Au sujet de ce roman :
Un jour, Christian Bobin écrivit un livre: petit, dense, très agréable à lire. Mais enfin: ce n'était qu'un livre, qui semblait n'avoir aucune importance particulière. Certaines personnes le lirent, en furent charmées, s'arrêtèrent un instant de s'agiter en tous sens (comme nous le faisons tous) et firent silence pour goûter aux mots.
Effet magique. Baguette de fée?
Quel livre était-ce? Je ne sais plus. Il en a écrit tellement. Ce que je sais, c'est que ces personnes devinrent une famille, une sorte de club d'amateurs, des amoureux de Bobin. Ce type inconnu dont il était très difficile d'avoir la photographie, qui vivait pauvre et heureux en province française, eut tout à coup la "cote d'écoute" faramineuse. Bobin devenait un secret public. Les amateurs de Bobin se reconnaissaient à leur sourire enchanté d'innocence, à un regard droit, net, franc, à un amour de la nature, des fleurs et des petits oiseaux. Un peu éthéré, tout cela? Eh bien non, pas vraiment. Les pieds sur terre, beaucoup plus qu'on ne le pouvait penser.

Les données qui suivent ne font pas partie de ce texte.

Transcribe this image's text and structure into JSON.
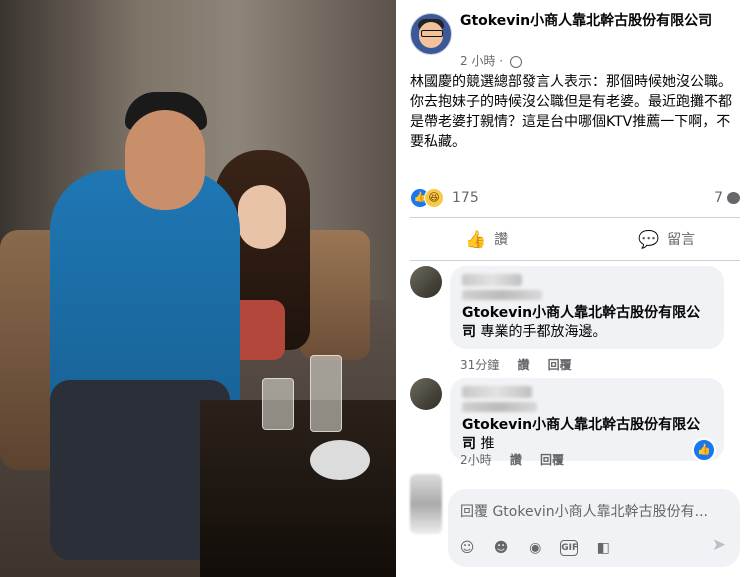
{
  "post": {
    "author": "Gtokevin小商人靠北幹古股份有限公司",
    "time": "2 小時",
    "text": "林國慶的競選總部發言人表示：那個時候她沒公職。你去抱妹子的時候沒公職但是有老婆。最近跑攤不都是帶老婆打親情？這是台中哪個KTV推薦一下啊，不要私藏。",
    "reaction_count": "175",
    "comment_count": "7"
  },
  "actions": {
    "like_label": "讚",
    "comment_label": "留言"
  },
  "comments": [
    {
      "author": "Gtokevin小商人靠北幹古股份有限公司",
      "text": "專業的手都放海邊。",
      "time": "31分鐘",
      "like_label": "讚",
      "reply_label": "回覆"
    },
    {
      "author": "Gtokevin小商人靠北幹古股份有限公司",
      "text": "推",
      "time": "2小時",
      "like_label": "讚",
      "reply_label": "回覆"
    }
  ],
  "reply_box": {
    "placeholder": "回覆 Gtokevin小商人靠北幹古股份有..."
  },
  "icons": {
    "like": "thumbs-up-icon",
    "comment": "comment-icon",
    "globe": "globe-icon",
    "send": "send-icon"
  },
  "colors": {
    "accent": "#1877f2",
    "secondary_text": "#65676b",
    "bubble_bg": "#f0f2f5"
  }
}
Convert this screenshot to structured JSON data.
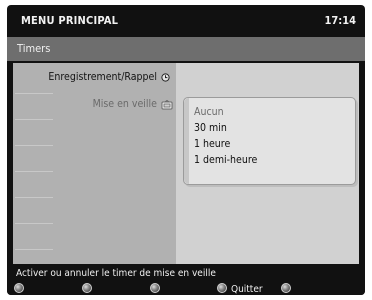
{
  "header": {
    "title": "MENU PRINCIPAL",
    "time": "17:14"
  },
  "section": {
    "title": "Timers"
  },
  "left_menu": [
    {
      "label": "Enregistrement/Rappel",
      "icon": "clock-icon",
      "active": true
    },
    {
      "label": "Mise en veille",
      "icon": "sleep-timer-icon",
      "active": false
    }
  ],
  "submenu": {
    "options": [
      "Aucun",
      "30 min",
      "1 heure",
      "1 demi-heure"
    ],
    "selected_index": 0
  },
  "footer": {
    "help_text": "Activer ou annuler le timer de mise en veille",
    "quit_label": "Quitter"
  },
  "colors": {
    "accent": "#6e6e6e",
    "background": "#111111"
  }
}
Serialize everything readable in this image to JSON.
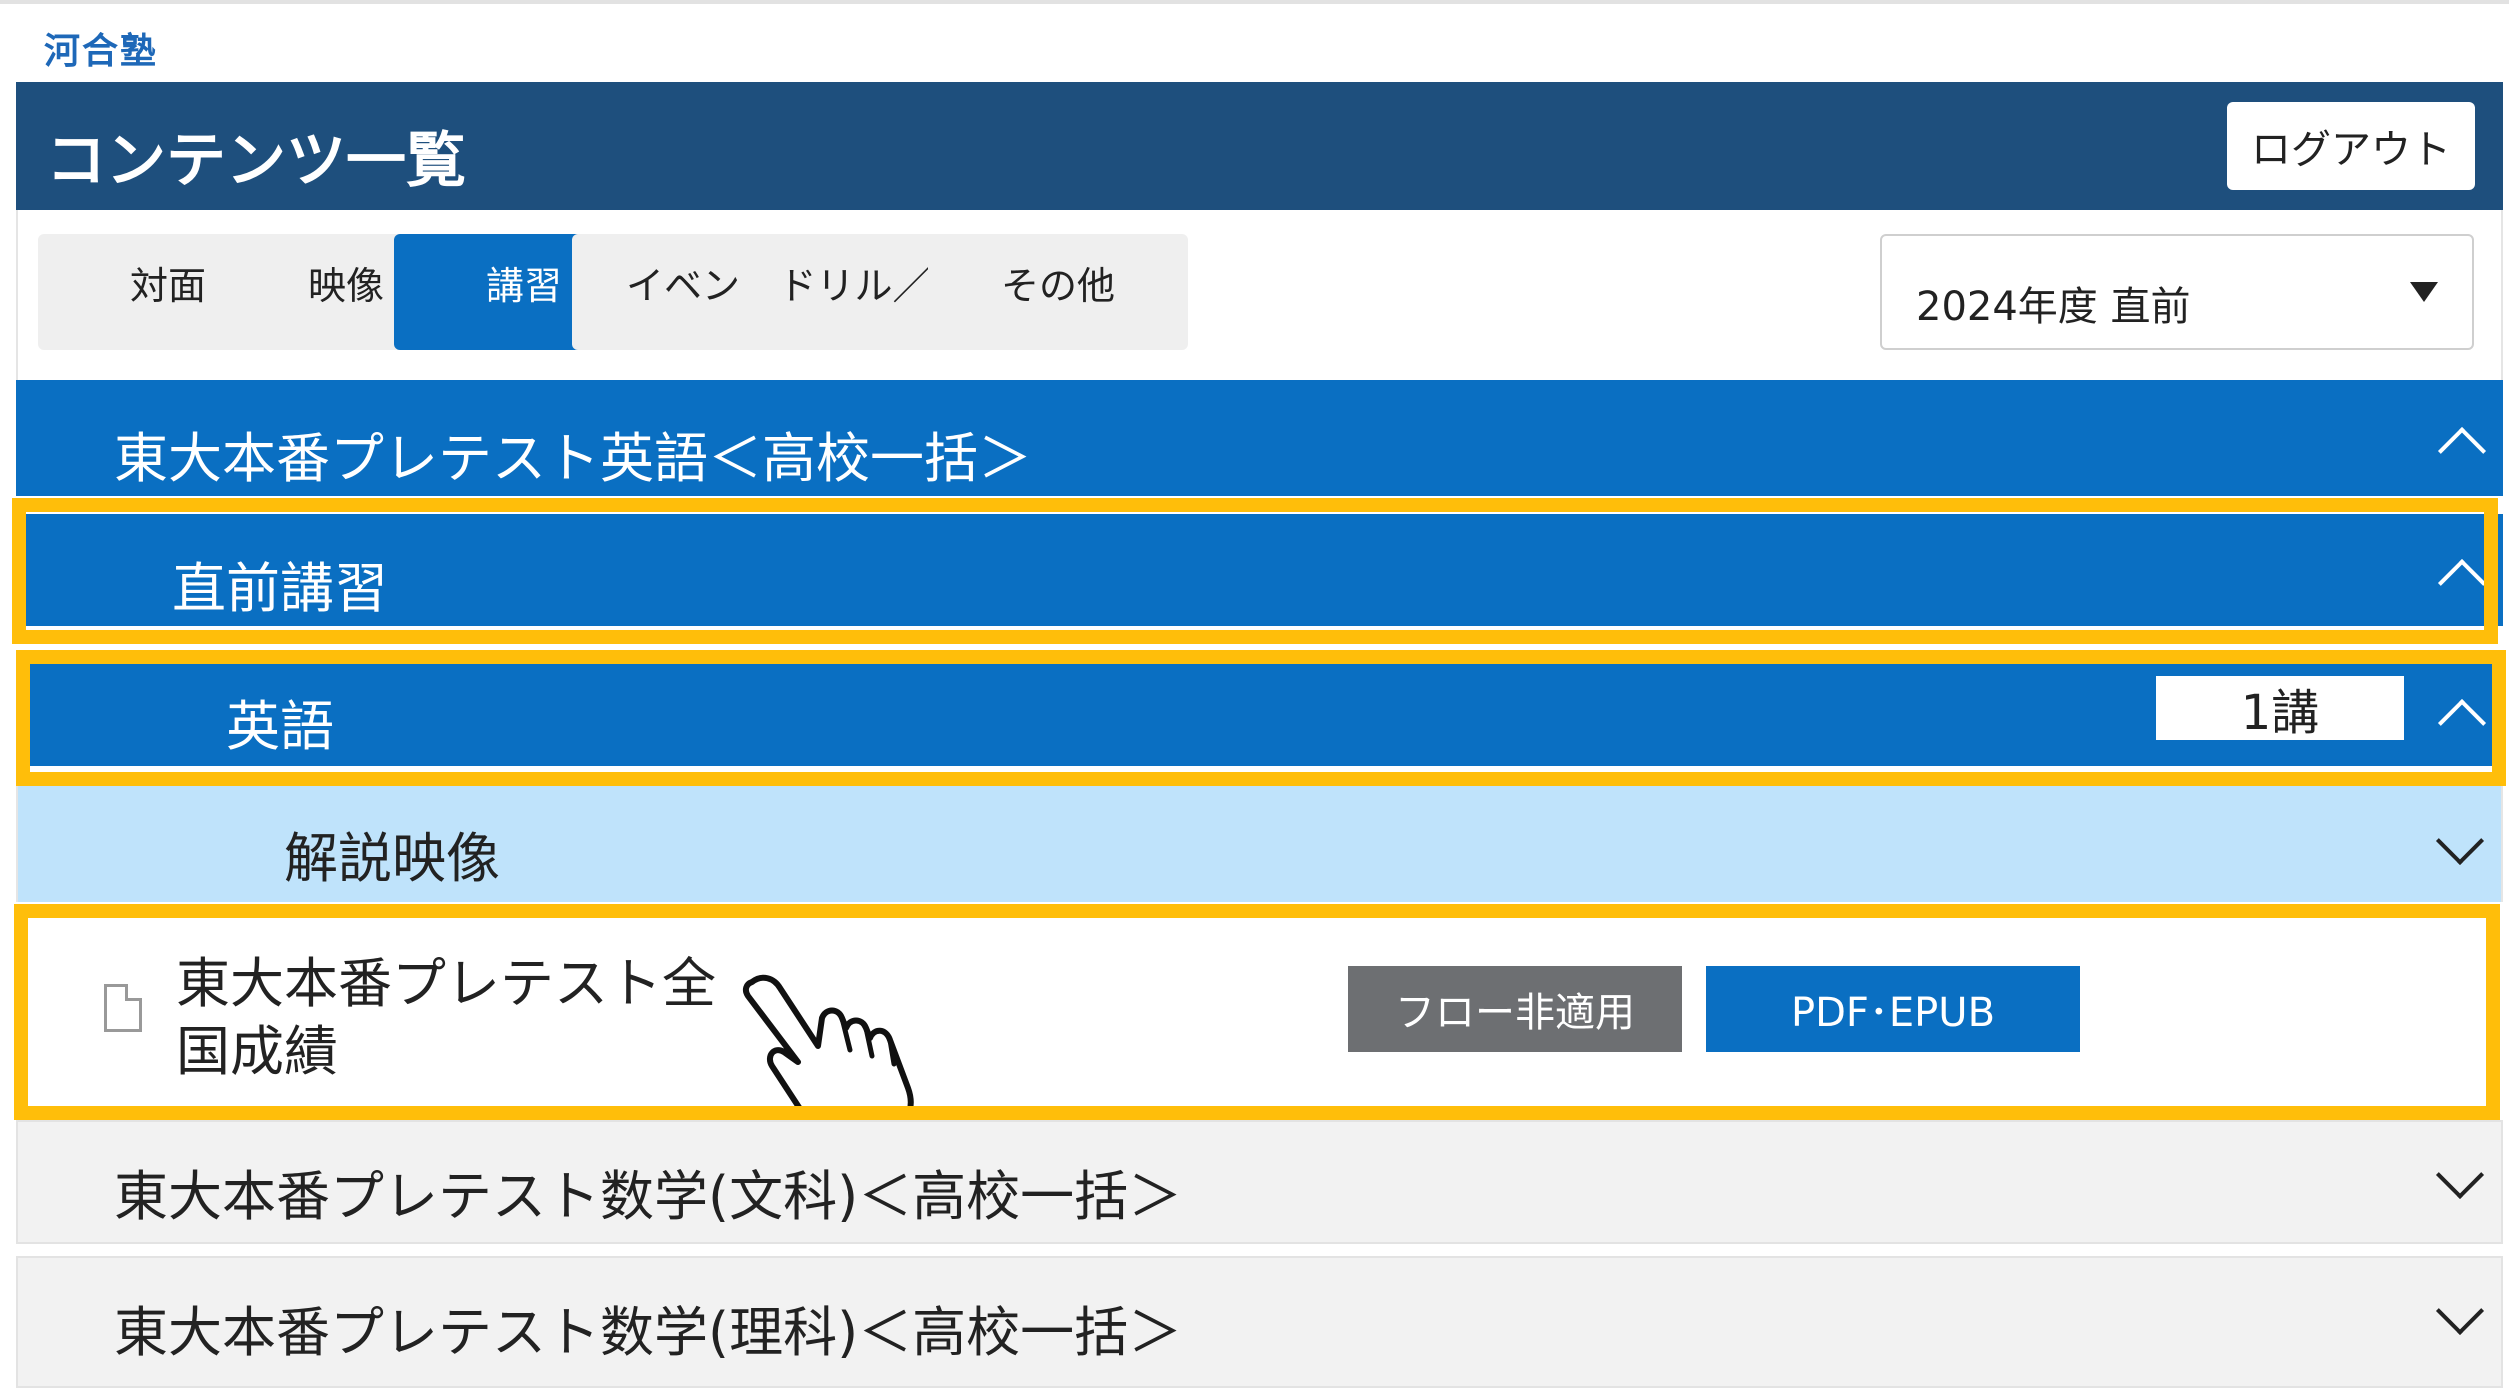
{
  "logo_text": "河合塾",
  "header": {
    "title": "コンテンツ一覧",
    "logout_label": "ログアウト"
  },
  "tabs": [
    {
      "label": "対面",
      "active": false
    },
    {
      "label": "映像",
      "active": false
    },
    {
      "label": "講習",
      "active": true
    },
    {
      "label": "イベント",
      "active": false
    },
    {
      "label": "ドリル／OL",
      "active": false
    },
    {
      "label": "その他",
      "active": false
    }
  ],
  "year_select": {
    "value": "2024年度 直前"
  },
  "sections": {
    "main": {
      "title": "東大本番プレテスト英語＜高校一括＞",
      "expanded": true
    },
    "sub": {
      "title": "直前講習",
      "expanded": true
    },
    "subject": {
      "title": "英語",
      "count": "1講",
      "expanded": true
    },
    "video": {
      "title": "解説映像",
      "expanded": false
    },
    "item": {
      "title": "東大本番プレテスト全国成績",
      "flow_button": "フロー非適用",
      "pdf_button": "PDF･EPUB"
    },
    "others": [
      {
        "title": "東大本番プレテスト数学(文科)＜高校一括＞"
      },
      {
        "title": "東大本番プレテスト数学(理科)＜高校一括＞"
      }
    ]
  },
  "colors": {
    "header_bg": "#1e4f7d",
    "primary_blue": "#0a6fc2",
    "light_blue": "#bfe3fb",
    "highlight": "#ffbe0a",
    "gray_button": "#6d6f72"
  }
}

Faites attention: si vous lisez, vous risquez de devenir, à votre tour, enchanté.
Sources : La Presse - Jacques Folch-Ribas - collaboration spéciale.
Morceaux choisis :
" Le besoin de créer est dans l'âme comme le besoin de manger dans le corps. "
" Les choses sans les noms ce n'est rien. Pas même des choses. "
" J'ai déjà remarqué ça : les gens on les aime tout de suite ou jamais. "
" Tu sais ce que c'est la mélancolie ? Tu as déjà vu une éclipse ? Et bien, c'est ça : la lune qui se glisse devant le coeur, et le coeur qui ne donne plus sa lumière. La nuit en plein jour. "
" Le vrai mot, ils ne le trouveront pas. Le seul mot qui n'est pas dans leur vocabulaire parce qu'il n'est pas dans leur vie : libre."
" Il y a toujours quelque chose à voir, partout. Une feuille qui descend, une fourmi qui grimpe, un nuage qui se déchire. "
" Ecouter c'est quand on aime. "
" L'amour réside dans les détails, nulle part ailleurs. "
" Pour qu'une chose se termine, il faut qu'une autre chose commence. Et les commencements, c'est impossible à voir. "
" D'un appartement à l'autre, dix mètres. Les plus petites distances sont des distances infranchissables. "
" Avant cet amour, je n'étais pas née. Après cet amour, je suis morte, je suis passée d'un néant à un autre, le premier était triste et lourd, le second est radieux, sec et vif comme une attaque en musique, une vibration d'archet, une pirouette de Jean Sébastien Bach. "
"J'ai seulement besoin de sentir l'air frais dans mon cou, entre la peau et le chemisier, de tacher mes yeux avec le vert des sapins, un vert foncé, fort. Je me sens comme celle que j'ai entrevue tout à l'heure, au-dessus d'un pré, une alouette. Elle filait de la terre au ciel, droit d'elle-même à elle-même, dans un palpitement de plumes et de chant. Le loup, c'était moi, derrière les barreaux, ensomeillée. L'alouette, c'était moi, dans l'air bleu, vibrante de petit délire calme. Hier une cage, aujourd'hui un ciel. Je fais des progrès."
"Je pense que le grand art est l'art des distances : trop près on brûle, trop loin on gèle, il faut apprendre à trouver le point exact et s'y tenir, on ne peut l'apprendre qu'à ses dépens comme tout ce qu'on apprend vraiment, il faut payer pour savoir."